Communist Hungary avoids fitting East-bloc mold

Hungary is a country of contrasts.

Although a communist state, its sense of history allowed it to restore the war-ravaged former royal palace on the Danube's Buda bank largely to the way it was in the days of Maria Theresa.

More recently, four splendidly designed tourist hotels have sprung up on a river embankment that is arguably the most beautiful in any city in Central or Eastern Europe.

Contrasts with its East-bloc neighbors appear the moment one arrives at the airport.

From plane to town-bound taxi recently took just five minutes - remarkably different from Poland where the atmosphere is forbidding and arrival processing must be the slowest in Europe. Here I had my passport stamped, made a speedy ''nothing to declare'' exit, and found no taxi pirates waiting outside for foreign prey.

In Warsaw, airport cabbies let passengers know they are interested only in dollars. But taxi drivers here turn on their meters for payment in Hungarian forints without fail.

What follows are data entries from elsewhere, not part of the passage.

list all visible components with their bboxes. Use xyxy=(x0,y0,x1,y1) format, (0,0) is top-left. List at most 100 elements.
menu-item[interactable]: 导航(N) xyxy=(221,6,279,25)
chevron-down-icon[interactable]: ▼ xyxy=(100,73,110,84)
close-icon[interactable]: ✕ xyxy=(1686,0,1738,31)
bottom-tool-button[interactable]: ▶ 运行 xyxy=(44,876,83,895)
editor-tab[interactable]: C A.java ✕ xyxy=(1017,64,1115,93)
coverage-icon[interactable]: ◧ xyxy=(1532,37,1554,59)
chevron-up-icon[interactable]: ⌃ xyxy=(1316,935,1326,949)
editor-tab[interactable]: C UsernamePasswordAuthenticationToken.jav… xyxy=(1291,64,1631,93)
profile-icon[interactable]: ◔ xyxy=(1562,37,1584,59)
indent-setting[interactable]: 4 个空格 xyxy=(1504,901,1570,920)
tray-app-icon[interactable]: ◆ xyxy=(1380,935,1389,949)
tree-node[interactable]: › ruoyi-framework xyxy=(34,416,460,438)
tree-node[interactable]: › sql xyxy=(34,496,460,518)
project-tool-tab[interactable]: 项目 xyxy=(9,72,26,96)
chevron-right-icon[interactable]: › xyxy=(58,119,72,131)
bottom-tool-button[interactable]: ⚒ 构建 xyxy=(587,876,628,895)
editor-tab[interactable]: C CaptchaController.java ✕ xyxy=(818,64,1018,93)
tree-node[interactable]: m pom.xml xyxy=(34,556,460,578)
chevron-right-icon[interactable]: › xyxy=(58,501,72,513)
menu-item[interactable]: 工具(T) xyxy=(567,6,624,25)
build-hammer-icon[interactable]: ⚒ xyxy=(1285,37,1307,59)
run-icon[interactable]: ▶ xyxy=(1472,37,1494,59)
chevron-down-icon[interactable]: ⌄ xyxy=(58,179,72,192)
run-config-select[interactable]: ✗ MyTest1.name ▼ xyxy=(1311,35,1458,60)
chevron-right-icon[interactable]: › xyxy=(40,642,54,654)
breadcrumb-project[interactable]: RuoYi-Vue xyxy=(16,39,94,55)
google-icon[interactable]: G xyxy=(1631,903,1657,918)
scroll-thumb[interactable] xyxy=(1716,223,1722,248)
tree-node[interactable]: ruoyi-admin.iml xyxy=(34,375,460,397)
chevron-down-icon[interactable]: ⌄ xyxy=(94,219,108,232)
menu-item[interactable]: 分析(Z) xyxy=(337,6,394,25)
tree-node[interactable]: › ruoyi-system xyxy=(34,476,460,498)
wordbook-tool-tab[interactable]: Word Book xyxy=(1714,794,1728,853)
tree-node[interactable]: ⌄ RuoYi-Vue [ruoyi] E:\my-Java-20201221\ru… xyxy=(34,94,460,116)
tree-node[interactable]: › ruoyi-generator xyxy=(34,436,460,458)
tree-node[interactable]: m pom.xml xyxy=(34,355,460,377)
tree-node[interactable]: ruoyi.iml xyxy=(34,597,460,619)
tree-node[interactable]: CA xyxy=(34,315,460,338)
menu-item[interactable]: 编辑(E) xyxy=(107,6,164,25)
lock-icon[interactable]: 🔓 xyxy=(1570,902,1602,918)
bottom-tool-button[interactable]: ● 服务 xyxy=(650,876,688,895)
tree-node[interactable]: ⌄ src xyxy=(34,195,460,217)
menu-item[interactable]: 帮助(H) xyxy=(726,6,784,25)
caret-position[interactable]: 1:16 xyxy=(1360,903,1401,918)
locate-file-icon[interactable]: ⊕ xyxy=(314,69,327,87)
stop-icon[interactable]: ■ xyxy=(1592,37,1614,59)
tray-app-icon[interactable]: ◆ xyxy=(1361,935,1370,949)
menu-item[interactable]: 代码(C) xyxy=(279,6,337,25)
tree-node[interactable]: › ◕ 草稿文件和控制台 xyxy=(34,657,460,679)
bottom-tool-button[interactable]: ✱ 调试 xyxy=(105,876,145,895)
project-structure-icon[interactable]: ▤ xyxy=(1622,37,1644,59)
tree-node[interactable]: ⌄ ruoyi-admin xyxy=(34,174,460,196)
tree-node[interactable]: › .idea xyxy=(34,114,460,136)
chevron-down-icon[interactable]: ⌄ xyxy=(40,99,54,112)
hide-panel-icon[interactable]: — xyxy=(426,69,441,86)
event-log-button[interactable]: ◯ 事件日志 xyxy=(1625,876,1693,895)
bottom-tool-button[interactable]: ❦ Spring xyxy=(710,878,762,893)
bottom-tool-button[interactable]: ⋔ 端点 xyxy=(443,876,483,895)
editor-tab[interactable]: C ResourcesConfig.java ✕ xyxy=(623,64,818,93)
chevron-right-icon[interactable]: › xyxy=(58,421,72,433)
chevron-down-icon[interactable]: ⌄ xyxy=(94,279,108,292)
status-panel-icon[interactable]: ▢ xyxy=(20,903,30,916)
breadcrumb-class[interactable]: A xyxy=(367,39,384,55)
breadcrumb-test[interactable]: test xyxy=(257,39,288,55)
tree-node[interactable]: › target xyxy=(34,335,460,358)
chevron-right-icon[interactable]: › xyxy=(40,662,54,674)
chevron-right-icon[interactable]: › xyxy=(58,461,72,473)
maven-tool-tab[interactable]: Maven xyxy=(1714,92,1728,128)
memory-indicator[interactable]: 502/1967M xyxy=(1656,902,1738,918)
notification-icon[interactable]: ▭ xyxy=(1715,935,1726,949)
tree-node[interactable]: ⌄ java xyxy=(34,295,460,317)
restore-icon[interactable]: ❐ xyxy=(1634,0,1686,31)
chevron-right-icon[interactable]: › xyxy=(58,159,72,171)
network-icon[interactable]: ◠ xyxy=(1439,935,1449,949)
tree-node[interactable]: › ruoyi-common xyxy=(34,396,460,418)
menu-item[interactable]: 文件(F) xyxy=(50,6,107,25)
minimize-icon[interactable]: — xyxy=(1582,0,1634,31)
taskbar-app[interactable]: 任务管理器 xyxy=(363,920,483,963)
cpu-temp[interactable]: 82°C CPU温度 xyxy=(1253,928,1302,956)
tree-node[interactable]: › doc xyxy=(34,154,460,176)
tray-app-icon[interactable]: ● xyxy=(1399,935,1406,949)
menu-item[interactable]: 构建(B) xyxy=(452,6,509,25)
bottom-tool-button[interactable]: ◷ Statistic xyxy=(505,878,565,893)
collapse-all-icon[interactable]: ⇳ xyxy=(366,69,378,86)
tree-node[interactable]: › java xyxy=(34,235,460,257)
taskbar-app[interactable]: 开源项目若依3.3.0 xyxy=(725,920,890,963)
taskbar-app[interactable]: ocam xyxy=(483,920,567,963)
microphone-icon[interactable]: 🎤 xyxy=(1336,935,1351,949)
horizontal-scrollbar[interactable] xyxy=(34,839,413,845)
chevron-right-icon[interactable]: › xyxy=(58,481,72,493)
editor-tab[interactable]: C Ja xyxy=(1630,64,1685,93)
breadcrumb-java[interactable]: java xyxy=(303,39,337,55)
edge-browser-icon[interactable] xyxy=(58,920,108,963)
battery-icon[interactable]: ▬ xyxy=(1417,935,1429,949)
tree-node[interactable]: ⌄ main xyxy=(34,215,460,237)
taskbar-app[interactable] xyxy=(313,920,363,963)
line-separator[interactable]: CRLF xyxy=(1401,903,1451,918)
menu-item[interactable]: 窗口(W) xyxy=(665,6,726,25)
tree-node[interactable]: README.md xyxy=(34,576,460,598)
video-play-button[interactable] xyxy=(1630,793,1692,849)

These superficial considerations are the first inkling a visitor gets that Hungary has something its allies lack - a pleasantly buoyant atmosphere.

An imaginatively reformed and better-managed economy is the main reason. It has made for a more generally satisfied population - and a surprisingly firm currency.

Unlike other East-bloc coinage, Hungary's forint is as real and firm in purchasing power as the long-accepted Yugoslav dinar.

Hungary has effectively recut an alien economic system to fit its own conditions. Since 1968, it has operated under a New Economic Mechanism (NEM). World recession in the mid-1970s forced some braking, and Hungary was the first East-bloc state to stop pretending its ''socialist'' economy was immune to exploding world energy prices.

But now pragmatic Hungarians candidly call themselves to account for not being quick enough to see it. They are paying the price, they say, in a package of economic difficulties.

Despite increased energy costs, they resumed NEM some years ago and are pushing it even more firmly toward a more market-minded economy.

Reform has brought Hungary a remarkable international credit-worthiness and numerous profitable joint industrial ventures with major Western concerns. The country's agriculture is uniquely successful. It not only feeds the country well , but also is the backbone of its foreign trade. This country exports grain to the Soviet Union.

Hungary has been opening the door wider to individual, private enterprise in small businesses and services that are beginning to meet some consumer needs the government readily admits it has neglected. It is all part of an internal approach that sets Hungary apart politically, as well as economically, from its allies.

Janos Kadar, the country's leader since 1956, makes no bones about the Soviet alliance being the country's essential basis and shaping foreign policy accordingly. The alliance has little effect on domestic tolerances that do not exist elsewhere in the bloc - especially freedom to travel and tolerance of dissent.

Laszlo Rajk, for example, is an architect. He works for the municipality for a meager salary.

He and like-minded dissident friends travel, some to the West. In their spare time they operate a clandestine publishing group that prints literature and poetry thatoversteps the boundaries of ''normal'' publications.

Anyone can drop in to browse through copies of mimeographed manuscripts.

He knows that such activity would not be tolerated by Hungary's allies. But like many other young people whom the generally popular Kadar way fails to reach , he is impatient and skeptical. ''They,'' he says, ''can clamp down on what we are doing at any time.''

True enough, but the impression one gets is that ''they'' won't as long as Hungary can continue on its present practical social and economic course.